Trieste ha una scontrosa
grazia. Se piace,
è come un ragazzaccio aspro e vorace,
con gli occhi azzurri e mani troppo grandi
per regalare un fiore;
come un amore
con gelosia.
Umberto Saba
Avevo
tra 11 e 14 anni quando mi sono innamorata di Trieste. Mi entrò nel cuore con i
versi di Saba (allora, a scuola, le poesie si mandavano a memoria).
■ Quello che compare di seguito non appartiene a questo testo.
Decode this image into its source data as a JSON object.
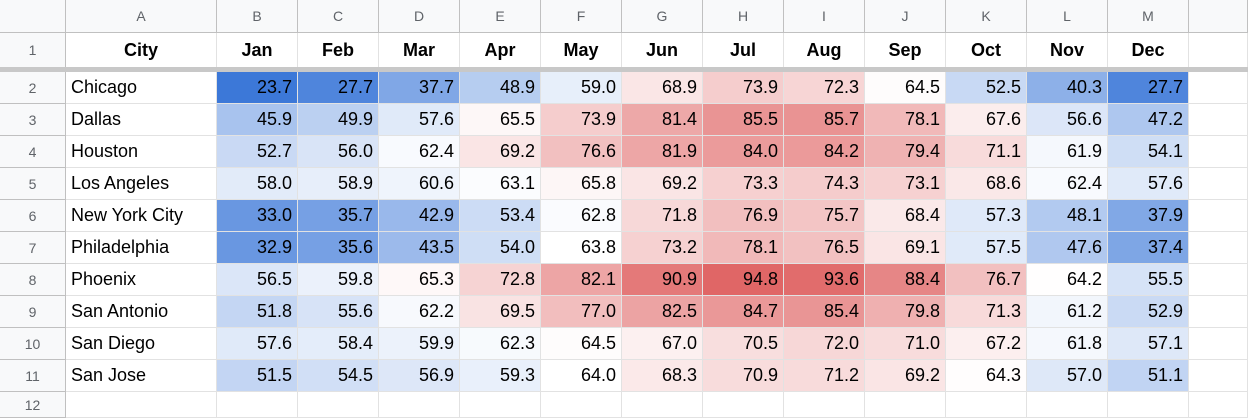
{
  "column_letters": [
    "A",
    "B",
    "C",
    "D",
    "E",
    "F",
    "G",
    "H",
    "I",
    "J",
    "K",
    "L",
    "M"
  ],
  "row_numbers": [
    "1",
    "2",
    "3",
    "4",
    "5",
    "6",
    "7",
    "8",
    "9",
    "10",
    "11",
    "12"
  ],
  "table": {
    "header": [
      "City",
      "Jan",
      "Feb",
      "Mar",
      "Apr",
      "May",
      "Jun",
      "Jul",
      "Aug",
      "Sep",
      "Oct",
      "Nov",
      "Dec"
    ],
    "rows": [
      [
        "Chicago",
        "23.7",
        "27.7",
        "37.7",
        "48.9",
        "59.0",
        "68.9",
        "73.9",
        "72.3",
        "64.5",
        "52.5",
        "40.3",
        "27.7"
      ],
      [
        "Dallas",
        "45.9",
        "49.9",
        "57.6",
        "65.5",
        "73.9",
        "81.4",
        "85.5",
        "85.7",
        "78.1",
        "67.6",
        "56.6",
        "47.2"
      ],
      [
        "Houston",
        "52.7",
        "56.0",
        "62.4",
        "69.2",
        "76.6",
        "81.9",
        "84.0",
        "84.2",
        "79.4",
        "71.1",
        "61.9",
        "54.1"
      ],
      [
        "Los Angeles",
        "58.0",
        "58.9",
        "60.6",
        "63.1",
        "65.8",
        "69.2",
        "73.3",
        "74.3",
        "73.1",
        "68.6",
        "62.4",
        "57.6"
      ],
      [
        "New York City",
        "33.0",
        "35.7",
        "42.9",
        "53.4",
        "62.8",
        "71.8",
        "76.9",
        "75.7",
        "68.4",
        "57.3",
        "48.1",
        "37.9"
      ],
      [
        "Philadelphia",
        "32.9",
        "35.6",
        "43.5",
        "54.0",
        "63.8",
        "73.2",
        "78.1",
        "76.5",
        "69.1",
        "57.5",
        "47.6",
        "37.4"
      ],
      [
        "Phoenix",
        "56.5",
        "59.8",
        "65.3",
        "72.8",
        "82.1",
        "90.9",
        "94.8",
        "93.6",
        "88.4",
        "76.7",
        "64.2",
        "55.5"
      ],
      [
        "San Antonio",
        "51.8",
        "55.6",
        "62.2",
        "69.5",
        "77.0",
        "82.5",
        "84.7",
        "85.4",
        "79.8",
        "71.3",
        "61.2",
        "52.9"
      ],
      [
        "San Diego",
        "57.6",
        "58.4",
        "59.9",
        "62.3",
        "64.5",
        "67.0",
        "70.5",
        "72.0",
        "71.0",
        "67.2",
        "61.8",
        "57.1"
      ],
      [
        "San Jose",
        "51.5",
        "54.5",
        "56.9",
        "59.3",
        "64.0",
        "68.3",
        "70.9",
        "71.2",
        "69.2",
        "64.3",
        "57.0",
        "51.1"
      ]
    ]
  },
  "color_scale": {
    "min_color": "#3c78d8",
    "mid_color": "#ffffff",
    "max_color": "#e06666"
  }
}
Un amore
letterario (come mi è capitato per altri paesi e città, da Recanati a Vienna),
coltivato leggendo libri su libri.
A
più di cinquanta anni dall’inizio di quest’amore (e a cento dalla fine della
prima guerra mondiale: mi nonno paterno è stato uno dei cavalieri di Vittorio Veneto), per la prima volta passo un fine
settimana nel capoluogo giuliano, scoprendo che è ancora più bello di quanto mi
aspettassi.
A
pranzo con amici straordinari (ogni tanto la vita fa regali impagabili), il
padre del nostro ospite ne parla con amorosa conoscenza. Gli chiedo: “Qual è l’anima
profonda di Trieste?” “L’accoglienza”, risponde e, poi, dopo una pausa
aggiunge: “Almeno fino a qualche tempo fa” ed elenca i popoli che da Trieste
son passati, che lì sono con-vissuti. Un elenco diverso nei nomi, ma ricco
quanto quello che potrei sciorinare per Reggio e dintorni: greci, romani,
bizantini, normanni, arabi ecc. ecc. E anche noi avevamo (abbiamo?) il culto
dell’accoglienza. “Favorite”, si diceva a chiunque bussasse alla nostra porta,
pronti a spartire con lui il nostro (povero) cibo.